Key topics include the “Six Americas” framework for understanding audience segmentation, the Yale Climate Opinion Maps, and experimental findings on which messages and messengers move people most effectively. The talk also addresses the growing science of extreme weather attribution: what we can now say with confidence about the climate-weather connection, and why that knowledge isn’t yet reflected in how most people think about risk. Drawing on recent work on heat risk misperception and related studies, the talk examines the human consequences of these gaps and what research suggests about closing them. Practical tools and takeaways for science communicators, educators, and policymakers will be highlighted throughout.
ABOUT THE SPEAKER:
Jennifer Marlon is a Senior Research Scientist at the Yale School of the Environment and Executive Director of the Yale Center for Geospatial Solutions. For more than a decade she has been a core member of the Yale Program on Climate Change Communication (YPCCC), where she leads data science research on public beliefs, attitudes, and behavior related to climate change. Her work spans the full arc of climate communication, from mapping what Americans think at the national, state, and local level using the Yale Climate Opinion Maps, to developing the Six Americas audience segmentation framework, to running experiments that test which messages actually move people.

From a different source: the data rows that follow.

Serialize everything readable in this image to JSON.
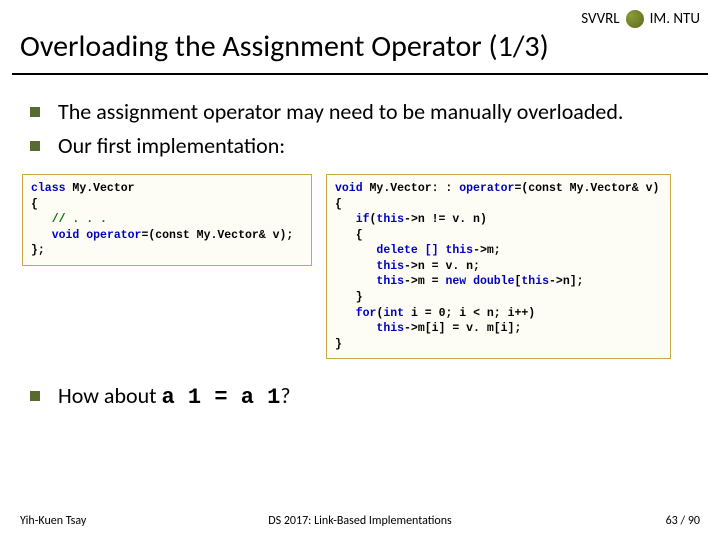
{
  "header": {
    "left_label": "SVVRL",
    "right_label": "IM. NTU"
  },
  "title": "Overloading the Assignment Operator (1/3)",
  "bullets": {
    "b1": "The assignment operator may need to be manually overloaded.",
    "b2": "Our first implementation:"
  },
  "code_left": {
    "line1_kw": "class",
    "line1_rest": " My.Vector",
    "line2": "{",
    "line3_pre": "   ",
    "line3_comment": "// . . .",
    "line4_pre": "   ",
    "line4_kw1": "void",
    "line4_mid": " ",
    "line4_kw2": "operator",
    "line4_rest": "=(const My.Vector& v);",
    "line5": "};"
  },
  "code_right": {
    "l1_kw1": "void",
    "l1_mid1": " My.Vector: : ",
    "l1_kw2": "operator",
    "l1_rest": "=(const My.Vector& v)",
    "l2": "{",
    "l3_pre": "   ",
    "l3_kw": "if",
    "l3_mid": "(",
    "l3_kw2": "this",
    "l3_rest": "->n != v. n)",
    "l4": "   {",
    "l5_pre": "      ",
    "l5_kw1": "delete []",
    "l5_mid": " ",
    "l5_kw2": "this",
    "l5_rest": "->m;",
    "l6_pre": "      ",
    "l6_kw": "this",
    "l6_rest": "->n = v. n;",
    "l7_pre": "      ",
    "l7_kw1": "this",
    "l7_mid": "->m = ",
    "l7_kw2": "new",
    "l7_mid2": " ",
    "l7_kw3": "double",
    "l7_mid3": "[",
    "l7_kw4": "this",
    "l7_rest": "->n];",
    "l8": "   }",
    "l9_pre": "   ",
    "l9_kw1": "for",
    "l9_mid1": "(",
    "l9_kw2": "int",
    "l9_rest": " i = 0; i < n; i++)",
    "l10_pre": "      ",
    "l10_kw": "this",
    "l10_rest": "->m[i] = v. m[i];",
    "l11": "}"
  },
  "question": {
    "prefix": "How about ",
    "code": "a 1 = a 1",
    "suffix": "?"
  },
  "footer": {
    "left": "Yih-Kuen Tsay",
    "center": "DS 2017: Link-Based Implementations",
    "page_current": "63",
    "page_sep": " / ",
    "page_total": "90"
  },
  "colors": {
    "bullet": "#556b2f",
    "code_border": "#c9a84a",
    "kw_blue": "#0000c0",
    "kw_green": "#007000",
    "kw_red": "#b00000"
  }
}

A central theme of her recent research is the gap between objective and perceived climate risk, including a 2025 Nature Communications paper showing that misalignment between actual and perceived extreme heat risk exacerbates vulnerability. She has also studied how people attribute extreme weather events to climate change, how prior experience with heat and other climate impacts shapes risk perception, and what communication strategies help close the gap between scientific understanding and public awareness. Her research draws on large national surveys, geospatial modeling, and experimental methods.

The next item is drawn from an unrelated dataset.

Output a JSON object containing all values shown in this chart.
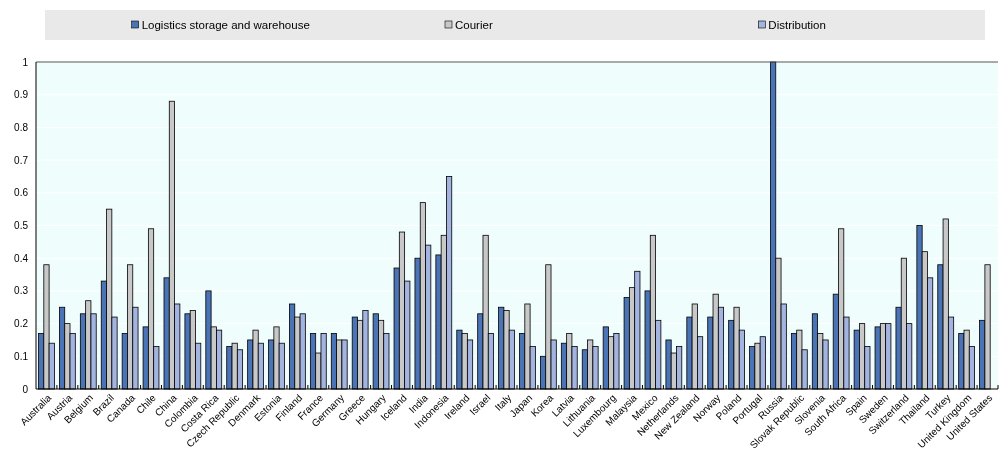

Marlon holds a Ph.D. in Geography from the University of Oregon. She has published more than 80 peer-reviewed articles, briefed members of Congress, and regularly communicates her research to diverse audiences ranging from journalists and federal agencies to educators and community leaders. She is currently a member of the National Academy of Sciences committee on Attribution of Extreme Weather and Climate Events and their Impacts.

This event is co-sponsored by the Wilkes Center and the S.J. Quinney College of Law’s Wallace Stegner Center for Land, Resources, and the Environment.